Most founders think they’re doing discovery. They’re not. They’re asking leading questions to friendly audiences and interpreting polite interest as demand.

I’ve mentored founders who completed fifty customer interviews and still built the wrong thing. Every single question was structured to get a yes. The problem wasn’t the volume. It was that every conversation was designed to confirm what the founder already believed.

Here’s a simple exercise: before your next discovery interview, write down the answer you’re hoping to hear. Then redesign the question to make that answer impossible to give. If you’re asking “would you use X?”, the desired answer is yes, and that’s exactly what you’ll get. If instead you ask “walk me through the last time this problem cost you money,” you can’t pre-script the response. The discipline is in making yourself unable to hear confirmation.

The founders who tend to get this right are the ones who were the customer not long ago. They sat in that seat, felt the pain firsthand, and said “I need this, why doesn’t it exist?” Their discovery interviews sound different because they’re not fishing for validation… they’re pressure-testing whether their own experience is shared widely enough to build a business around. They already know what breaks. They know what’s expensive. That kind of founder empathy is really hard to fake, and it’s one of the first things I look for.

Follow the Pain

From an investment standpoint, I screen for one thing before anything else… is the problem painful enough that someone will pay to solve it? That question is its own discovery framework.
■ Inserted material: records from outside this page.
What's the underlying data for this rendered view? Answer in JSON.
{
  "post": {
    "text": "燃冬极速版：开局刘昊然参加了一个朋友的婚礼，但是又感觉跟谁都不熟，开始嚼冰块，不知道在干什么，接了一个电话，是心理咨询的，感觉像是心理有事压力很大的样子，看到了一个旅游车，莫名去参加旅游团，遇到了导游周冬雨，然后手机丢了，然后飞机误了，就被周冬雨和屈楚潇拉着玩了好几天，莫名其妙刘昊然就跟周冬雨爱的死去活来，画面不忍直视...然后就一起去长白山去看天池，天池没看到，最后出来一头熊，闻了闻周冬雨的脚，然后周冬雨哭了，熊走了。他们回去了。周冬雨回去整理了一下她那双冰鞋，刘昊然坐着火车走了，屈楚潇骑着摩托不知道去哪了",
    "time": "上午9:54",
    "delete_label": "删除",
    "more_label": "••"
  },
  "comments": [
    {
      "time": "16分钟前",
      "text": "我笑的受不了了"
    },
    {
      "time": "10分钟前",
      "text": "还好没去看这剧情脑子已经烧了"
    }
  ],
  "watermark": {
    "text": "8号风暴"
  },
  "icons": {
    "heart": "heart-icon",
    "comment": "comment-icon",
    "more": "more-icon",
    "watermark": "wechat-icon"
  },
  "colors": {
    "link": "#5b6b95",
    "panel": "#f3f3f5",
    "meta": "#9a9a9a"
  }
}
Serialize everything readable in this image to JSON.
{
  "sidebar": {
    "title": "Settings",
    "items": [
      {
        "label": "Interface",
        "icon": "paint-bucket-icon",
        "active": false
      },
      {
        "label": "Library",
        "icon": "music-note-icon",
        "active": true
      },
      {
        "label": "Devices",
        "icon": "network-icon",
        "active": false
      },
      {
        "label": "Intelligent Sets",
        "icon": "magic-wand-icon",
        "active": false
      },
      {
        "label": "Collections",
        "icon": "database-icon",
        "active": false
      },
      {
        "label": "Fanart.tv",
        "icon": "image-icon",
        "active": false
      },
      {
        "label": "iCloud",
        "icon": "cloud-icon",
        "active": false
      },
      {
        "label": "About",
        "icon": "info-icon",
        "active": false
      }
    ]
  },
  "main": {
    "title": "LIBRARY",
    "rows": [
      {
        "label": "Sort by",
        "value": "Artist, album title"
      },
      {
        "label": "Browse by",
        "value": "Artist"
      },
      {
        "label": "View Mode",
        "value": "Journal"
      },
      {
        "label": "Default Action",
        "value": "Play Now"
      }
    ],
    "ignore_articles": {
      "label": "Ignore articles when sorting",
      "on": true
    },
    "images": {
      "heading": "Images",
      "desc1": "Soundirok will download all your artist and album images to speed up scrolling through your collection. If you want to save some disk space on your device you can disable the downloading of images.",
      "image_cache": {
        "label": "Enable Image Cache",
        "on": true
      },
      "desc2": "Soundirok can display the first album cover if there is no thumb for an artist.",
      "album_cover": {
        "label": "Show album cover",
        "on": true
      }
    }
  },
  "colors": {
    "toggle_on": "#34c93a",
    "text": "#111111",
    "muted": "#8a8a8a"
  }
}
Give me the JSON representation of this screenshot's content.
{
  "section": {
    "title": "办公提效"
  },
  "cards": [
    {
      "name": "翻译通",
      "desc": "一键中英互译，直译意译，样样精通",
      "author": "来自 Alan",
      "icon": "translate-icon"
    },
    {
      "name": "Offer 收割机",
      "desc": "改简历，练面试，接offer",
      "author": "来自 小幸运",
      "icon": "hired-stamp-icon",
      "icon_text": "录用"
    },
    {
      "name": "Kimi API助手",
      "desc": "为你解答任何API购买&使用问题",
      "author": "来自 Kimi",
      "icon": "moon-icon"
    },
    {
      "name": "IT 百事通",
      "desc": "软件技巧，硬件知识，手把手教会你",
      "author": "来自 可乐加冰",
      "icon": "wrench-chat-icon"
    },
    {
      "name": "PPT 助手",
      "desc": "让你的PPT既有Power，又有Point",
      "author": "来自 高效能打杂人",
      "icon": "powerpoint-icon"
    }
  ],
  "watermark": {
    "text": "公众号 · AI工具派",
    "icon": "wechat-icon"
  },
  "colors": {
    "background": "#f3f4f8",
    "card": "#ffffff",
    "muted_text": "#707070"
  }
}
If you can’t find people who are actively spending money, time, or duct-tape workarounds on the problem you’re solving, you don’t have a market. The most underrated discovery question is deceptively simple: what are you doing about this today, and how much does it cost you in dollars or hours?

The answers tell you everything. If a prospect says “oh, we have an intern who handles that in a spreadsheet every Friday,” that’s a workaround. That’s money being spent. That’s time being burned. You can quantify it, and more importantly, you can sell against it. “Right now you’re paying someone to do this manually for ten hours a week. We make that go away.” That’s a conversation that leads to a purchase order.
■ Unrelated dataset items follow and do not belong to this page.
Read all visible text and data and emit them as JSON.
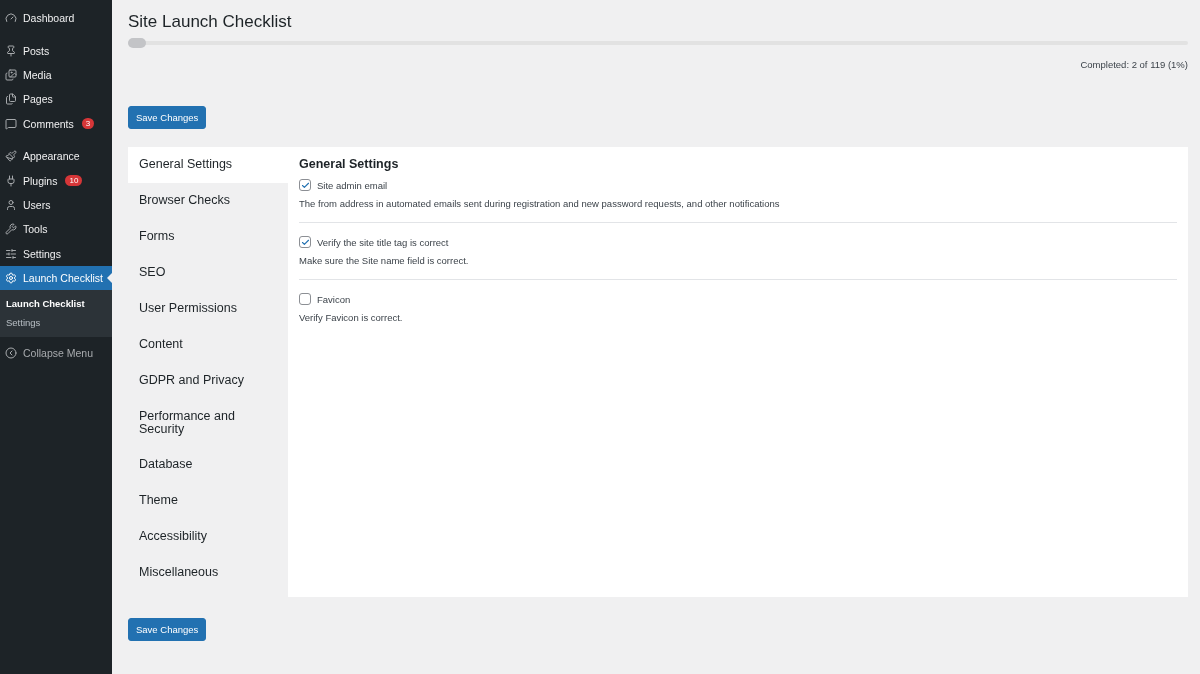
{
  "sidebar": {
    "items": [
      {
        "kind": "item",
        "label": "Dashboard",
        "selected": false
      },
      {
        "kind": "separator"
      },
      {
        "kind": "item",
        "label": "Posts",
        "selected": false
      },
      {
        "kind": "item",
        "label": "Media",
        "selected": false
      },
      {
        "kind": "item",
        "label": "Pages",
        "selected": false
      },
      {
        "kind": "item",
        "label": "Comments",
        "badge": "3",
        "selected": false
      },
      {
        "kind": "separator"
      },
      {
        "kind": "item",
        "label": "Appearance",
        "selected": false
      },
      {
        "kind": "item",
        "label": "Plugins",
        "badge": "10",
        "selected": false
      },
      {
        "kind": "item",
        "label": "Users",
        "selected": false
      },
      {
        "kind": "item",
        "label": "Tools",
        "selected": false
      },
      {
        "kind": "item",
        "label": "Settings",
        "selected": false
      },
      {
        "kind": "item",
        "label": "Launch Checklist",
        "selected": true,
        "children": [
          {
            "label": "Launch Checklist",
            "selected": true
          },
          {
            "label": "Settings",
            "selected": false
          }
        ]
      },
      {
        "kind": "collapse",
        "label": "Collapse Menu"
      }
    ]
  },
  "page": {
    "title": "Site Launch Checklist",
    "progress": {
      "level": 0.017
    },
    "completed": "Completed: 2 of 119 (1%)",
    "save_button": "Save Changes",
    "tabs": [
      {
        "label": "General Settings",
        "selected": true
      },
      {
        "label": "Browser Checks",
        "selected": false
      },
      {
        "label": "Forms",
        "selected": false
      },
      {
        "label": "SEO",
        "selected": false
      },
      {
        "label": "User Permissions",
        "selected": false
      },
      {
        "label": "Content",
        "selected": false
      },
      {
        "label": "GDPR and Privacy",
        "selected": false
      },
      {
        "label": "Performance and Security",
        "selected": false
      },
      {
        "label": "Database",
        "selected": false
      },
      {
        "label": "Theme",
        "selected": false
      },
      {
        "label": "Accessibility",
        "selected": false
      },
      {
        "label": "Miscellaneous",
        "selected": false
      }
    ],
    "section": {
      "heading": "General Settings",
      "items": [
        {
          "label": "Site admin email",
          "checked": true,
          "description": "The from address in automated emails sent during registration and new password requests, and other notifications"
        },
        {
          "label": "Verify the site title tag is correct",
          "checked": true,
          "description": "Make sure the Site name field is correct."
        },
        {
          "label": "Favicon",
          "checked": false,
          "description": "Verify Favicon is correct."
        }
      ]
    },
    "save_button_bottom": "Save Changes"
  }
}
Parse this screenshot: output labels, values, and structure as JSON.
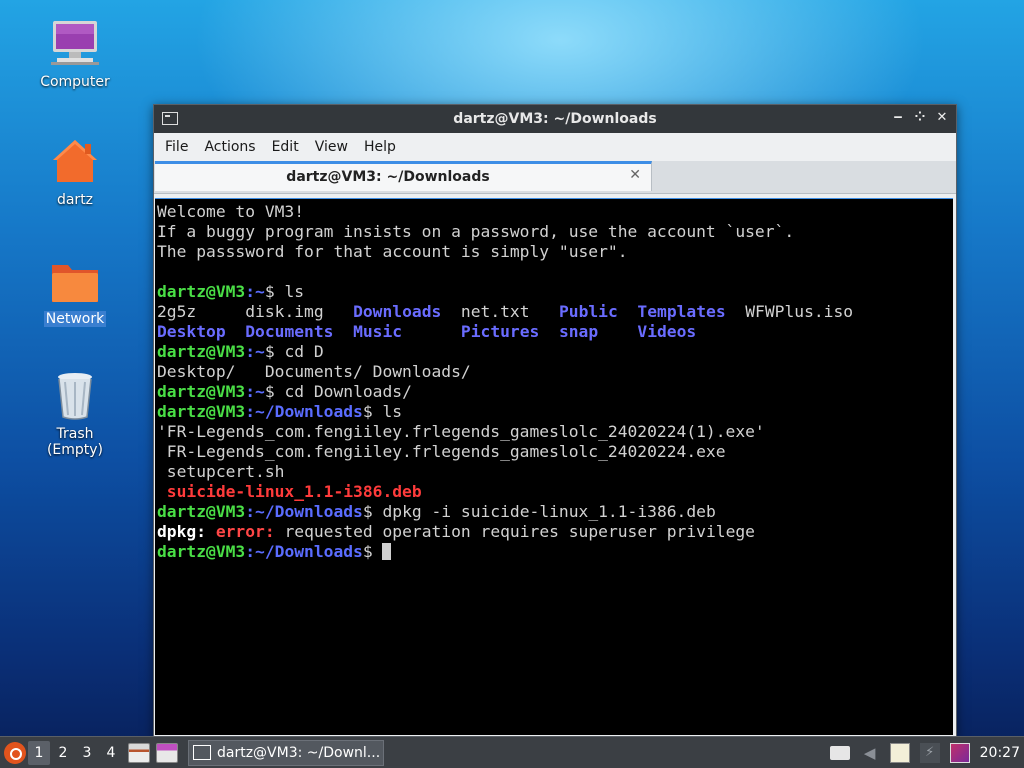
{
  "desktop": {
    "icons": [
      {
        "label": "Computer"
      },
      {
        "label": "dartz"
      },
      {
        "label": "Network"
      },
      {
        "label": "Trash (Empty)"
      }
    ]
  },
  "window": {
    "title": "dartz@VM3: ~/Downloads",
    "menu": [
      "File",
      "Actions",
      "Edit",
      "View",
      "Help"
    ],
    "tab_title": "dartz@VM3: ~/Downloads",
    "buttons": {
      "minimize": "‒",
      "maximize": "⁘",
      "close": "✕"
    }
  },
  "terminal": {
    "motd": [
      "Welcome to VM3!",
      "If a buggy program insists on a password, use the account `user`.",
      "The passsword for that account is simply \"user\"."
    ],
    "prompt_user": "dartz@VM3",
    "home_path": ":~",
    "dl_path": ":~/Downloads",
    "dollar": "$ ",
    "cmd1": "ls",
    "ls_row1": [
      "2g5z",
      "disk.img",
      "Downloads",
      "net.txt",
      "Public",
      "Templates",
      "WFWPlus.iso"
    ],
    "ls_row2": [
      "Desktop",
      "Documents",
      "Music",
      "Pictures",
      "snap",
      "Videos"
    ],
    "cmd2": "cd D",
    "completion": "Desktop/   Documents/ Downloads/",
    "cmd3": "cd Downloads/",
    "cmd4": "ls",
    "files": [
      "'FR-Legends_com.fengiiley.frlegends_gameslolc_24020224(1).exe'",
      " FR-Legends_com.fengiiley.frlegends_gameslolc_24020224.exe",
      " setupcert.sh",
      " suicide-linux_1.1-i386.deb"
    ],
    "cmd5": "dpkg -i suicide-linux_1.1-i386.deb",
    "err_prog": "dpkg:",
    "err_word": "error:",
    "err_msg": "requested operation requires superuser privilege"
  },
  "taskbar": {
    "workspaces": [
      "1",
      "2",
      "3",
      "4"
    ],
    "task_label": "dartz@VM3: ~/Downl...",
    "clock": "20:27"
  },
  "colors": {
    "prompt_green": "#4ade46",
    "path_blue": "#5a6cff",
    "error_red": "#ff4646",
    "tab_accent": "#3d8ee6"
  }
}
But if you ask that question and get a blank stare… if they shrug and move on… that tells you everything you need to know. The problem might be real, but it’s not painful enough to trigger a buying decision. No workaround means no urgency. No urgency means no sale. Doesn’t matter how elegant your solution is.

Who Writes the Check

This one’s especially relevant in healthcare, which is where I spend a lot of my time. The user and the buyer are often completely different people with completely different priorities.
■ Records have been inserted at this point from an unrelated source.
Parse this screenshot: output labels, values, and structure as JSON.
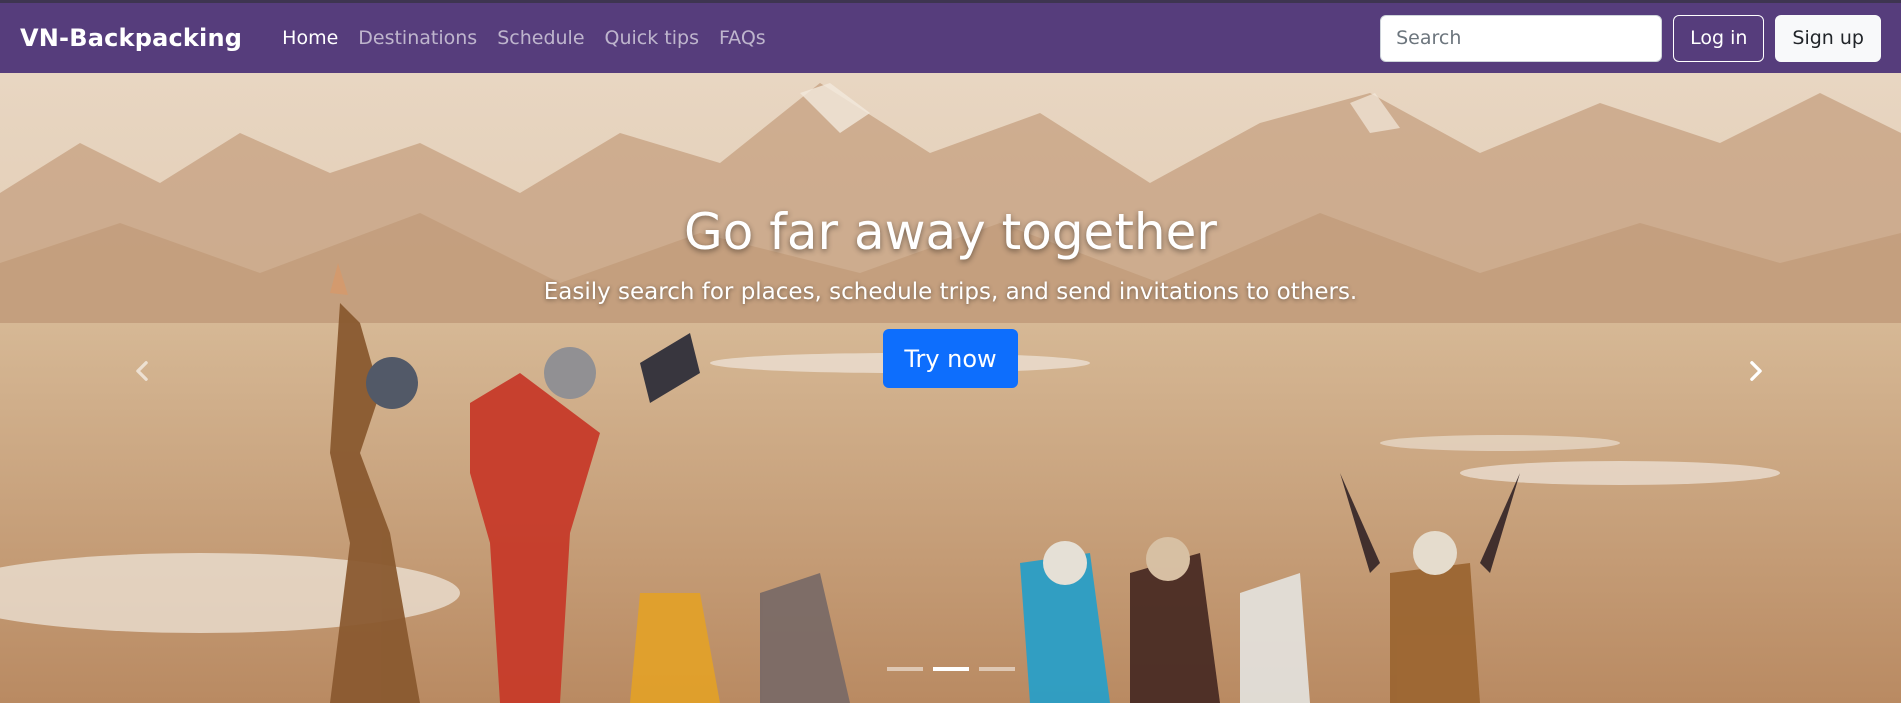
{
  "navbar": {
    "brand": "VN-Backpacking",
    "links": [
      {
        "label": "Home",
        "active": true
      },
      {
        "label": "Destinations",
        "active": false
      },
      {
        "label": "Schedule",
        "active": false
      },
      {
        "label": "Quick tips",
        "active": false
      },
      {
        "label": "FAQs",
        "active": false
      }
    ],
    "search_placeholder": "Search",
    "login_label": "Log in",
    "signup_label": "Sign up",
    "background_color": "#563d7c"
  },
  "hero": {
    "title": "Go far away together",
    "subtitle": "Easily search for places, schedule trips, and send invitations to others.",
    "cta_label": "Try now",
    "cta_color": "#0d6efd",
    "prev_icon": "chevron-left-icon",
    "next_icon": "chevron-right-icon",
    "slide_count": 3,
    "active_slide": 1
  }
}
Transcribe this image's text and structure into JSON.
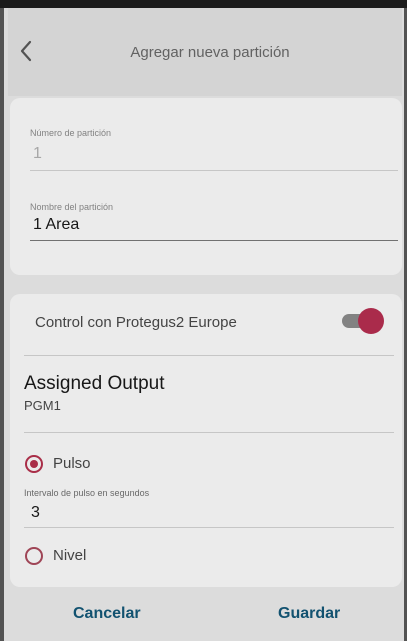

I’ve seen founders nail the clinical discovery. They talk to doctors, nurses, technicians. They understand the workflow pain. But they never talk to the person who actually controls the budget. The clinician cares about diagnostic accuracy and patient outcomes. The health system cares about reimbursement codes and workflow integration. Discovery that only covers one side is half-done.

In healthcare specifically, reimbursement isn’t an afterthought… it’s a product requirement. If you can’t answer “how does this get paid for?” with the same confidence you answer “how does this work?”, you’ve got a gap that no amount of clinical validation will fill.

Ask Better Questions

Every failure mode in this piece comes back to the same root cause. Founders who pitch specs instead of outcomes are answering questions nobody asked. Founders who run fifty interviews and learn nothing are asking questions designed to confirm what they already believe. Founders who miss the workaround signal aren’t asking what the customer does today. Founders who talk to the user but not the buyer aren’t asking who writes the check.

Discovery doesn’t fail because founders skip it. It fails because they ask the wrong questions to the wrong people and then mistake the answers for validation. The discipline isn’t in doing more interviews. It’s in getting comfortable with questions that might give you answers you don’t want to hear.